Extreme anomalies in the radiation measurements are not posted on the site because the purpose of the project is to show average contamination in local communities.
“We want to prevent viewers from misunderstanding the pollution level of a given community just because of isolated cases of high numbers,” said Hidetake Ishimaru, head of the coalition’s secretariat. “Viewers can get tips on how to avoid risks in daily life by comparing figures that were measured in a standardized manner.”
The highest reading so far was 135,000 becquerels of radioactive cesium detected in a forest near a home in the Hiso district of Iitate village, northwest of the embattled Fukushima No. 1 nuclear power plant.
The soil sample showed 111,028 becquerels of cesium-137 and 23,920 becquerels of cesium-134.
Radioactivity readings at many observation spots in Shizuoka Prefecture, which is far from the nuclear plant, were below the lowest detectable level.
But the survey this year still found sites in the Kanto region, south of the Tohoku region where the Fukushima plant is located, with readings exceeding 10,000 becquerels.
Save Child Iwate, a group in Iwate Prefecture, was the first of the 30 collaborating private organizations to take measurements in the soil.
Save Child Iwate started measuring radiation doses in the atmosphere and radioactivity in the soil throughout the prefecture in spring 2012. Many of the sites were at schools and parks. It has measured doses at 316 spots and publicized the results.
Kazuhiro Sugawara, a 39-year-old staff member of Save Child Iwate’s secretariat, said the group began measuring radioactivity in soil after local governments had insisted that it was safe to let children play outdoors.
Local officials cited low radiation doses in the air in their safety assurances.
But the group remained skeptical because the evacuation order for residents from the 1986 Chernobyl nuclear disaster was issued in part based on the extent of ground contamination.
Sugawara’s daughter was 10 years old and attending an elementary school in Iwate Prefecture when the disaster started at the Fukushima nuclear plant. Like other parents in the area, Sugawara was most concerned about the safety of the children.

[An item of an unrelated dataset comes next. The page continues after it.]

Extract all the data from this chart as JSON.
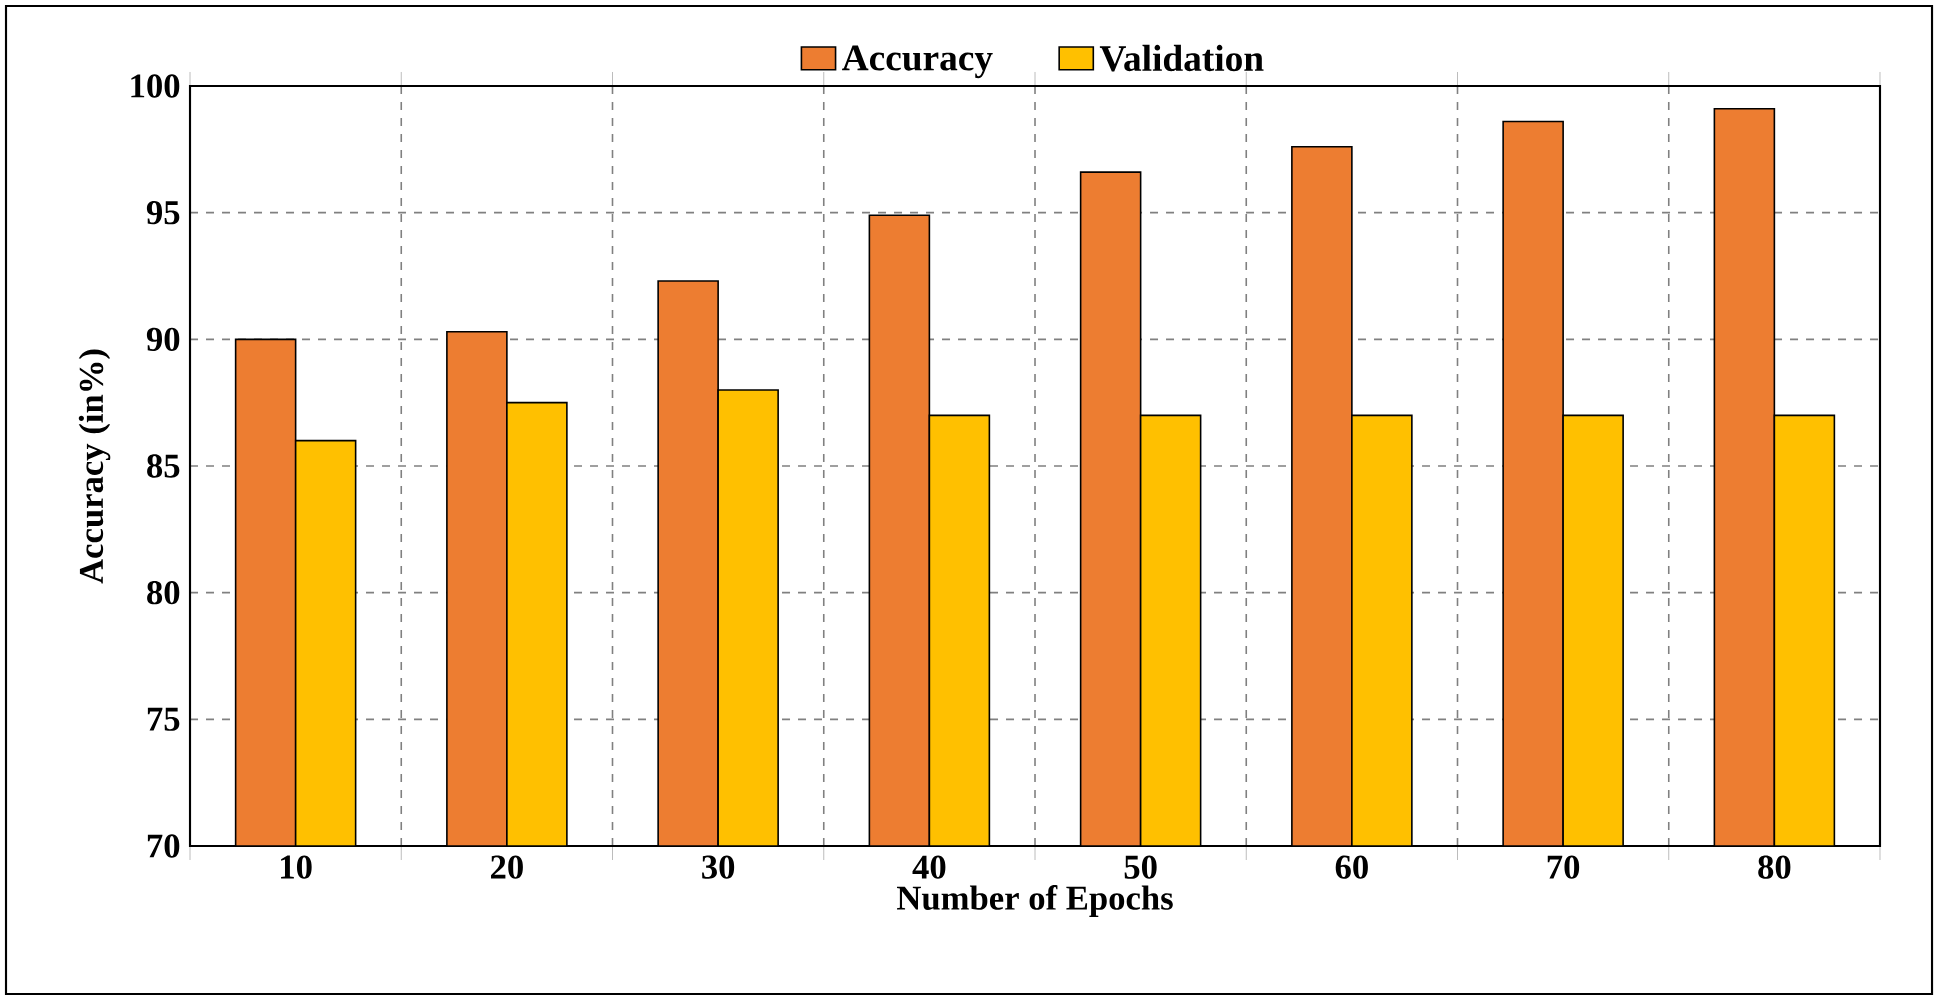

“We cannot feel safe without data on soil contamination because children play with earth, wipe the mouths with their dirty hands and inhale dirt blown up by wind, exposing themselves to the risk of internal radiation exposure,” Sugawara said about why he undertook the project. “If local officials would not bother to measure soil contamination, we decided to do so on our own.”
The highest land contamination figure Save Child Iwate recorded came from samples from private property in Kanegasaki in the prefecture in June 2012.
At that spot, the radiation level in the air was 0.24 microsieverts per hour, while radioactivity in the soil sample exceeded 4,500 becquerels.
The coalition accepts sample soils sent by concerned citizens for free measurements using funds provided by businesses and donations from the public.
It currently lacks sufficient data from Niigata, Tochigi and Gunma prefectures.
“Part of the reason we cannot enlist cooperation from groups in the three prefectures, where agriculture is thriving, is that they fear possible negative publicity,” Ishimaru said.
The coalition plans to hold workshops for citizens around the nation on how to gather samples to broaden support for the endeavor.
Tetsuji Imanaka, a researcher with Kyoto University’s Research Reactor Institute who has been monitoring land contamination in Fukushima Prefecture and elsewhere, stressed the importance of gaining data from soil.
“Since numbers on land contamination are basic data needed to study the scope of pollution in a given region, detailed surveys are necessary,” he said. “Ideally, local officials should do the task. I am hoping that the coalition will play a significant role.”